Let me take a moment to briefly explore a few user interface concepts using Bang's principles:

Bang's principle that the "upper half of a picture is a place of freedom, happiness, and triumph" while "objects placed in the bottom half feel more grounded" (4) seems to be mirrored in the Mac interface vs the Windows interface. MacOSX places the "menu bar" at the top of the screen: File, Edit, View, etc. while both MacOSX and Windows locate the "action bar" at the bottom (MacOSX calls this the "Dock" while Windows labels it the "Taskbar," but both do essentially the same thing: represent currently-running programs, and provide a menu to start new programs). Mac users may relate to adjectives such as "freedom, happiness, and triumph" - and if they've ever wondered why, it may be because their program interaction is at the very top of the screen. GNOME 3 puts the "Activities" menu at the top of the screen - but it uses a black background (see next).

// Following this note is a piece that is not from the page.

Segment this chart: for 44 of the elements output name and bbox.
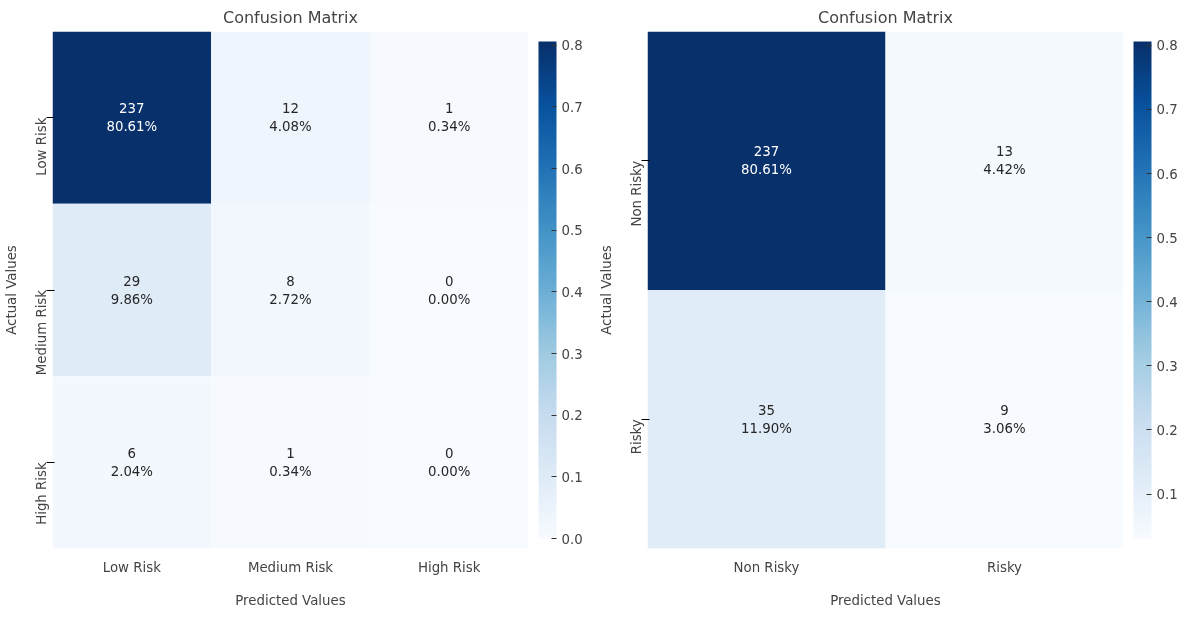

The idea that "light backgrounds feel safer than dark backgrounds" (6) is important in understanding why I decided to switch my "Aura-like" Xfce desktop from a dark theme to a light theme. I mentioned the darker colors made things more difficult to read, and the light grey theme ("Adwaita") provided much better visibility. But it was also a matter of not "feeling" right. With the dark theme, I sometimes felt lost. Changing to the light grey theme immediately changed my perception; things seemed easier to use, even when I had changed nothing other than the color. Interestingly, the black "Activities" menu bar in GNOME 3 may contribute to users' negative reaction.

That "rounded shapes or curves are secure or comforting" (7) may explain the recent (last five years?) trend with user interfaces to provide rounded edges. Of course, Apple's original Macintosh computer (1984) used rounded corners. Today, MacOSX and many Linux desktops (including GNOME 3) make use of rounded edges, both for the desktop and for program windows. Xfce and Microsoft Windows use "hard" corners for the desktop, but round corners for program windows.

Contrast (perception of patterns and elements, 10) and colors (associate the same or similar colors, 9) may be significant elements in successful user interfaces. I'll return to this idea in a later discussion.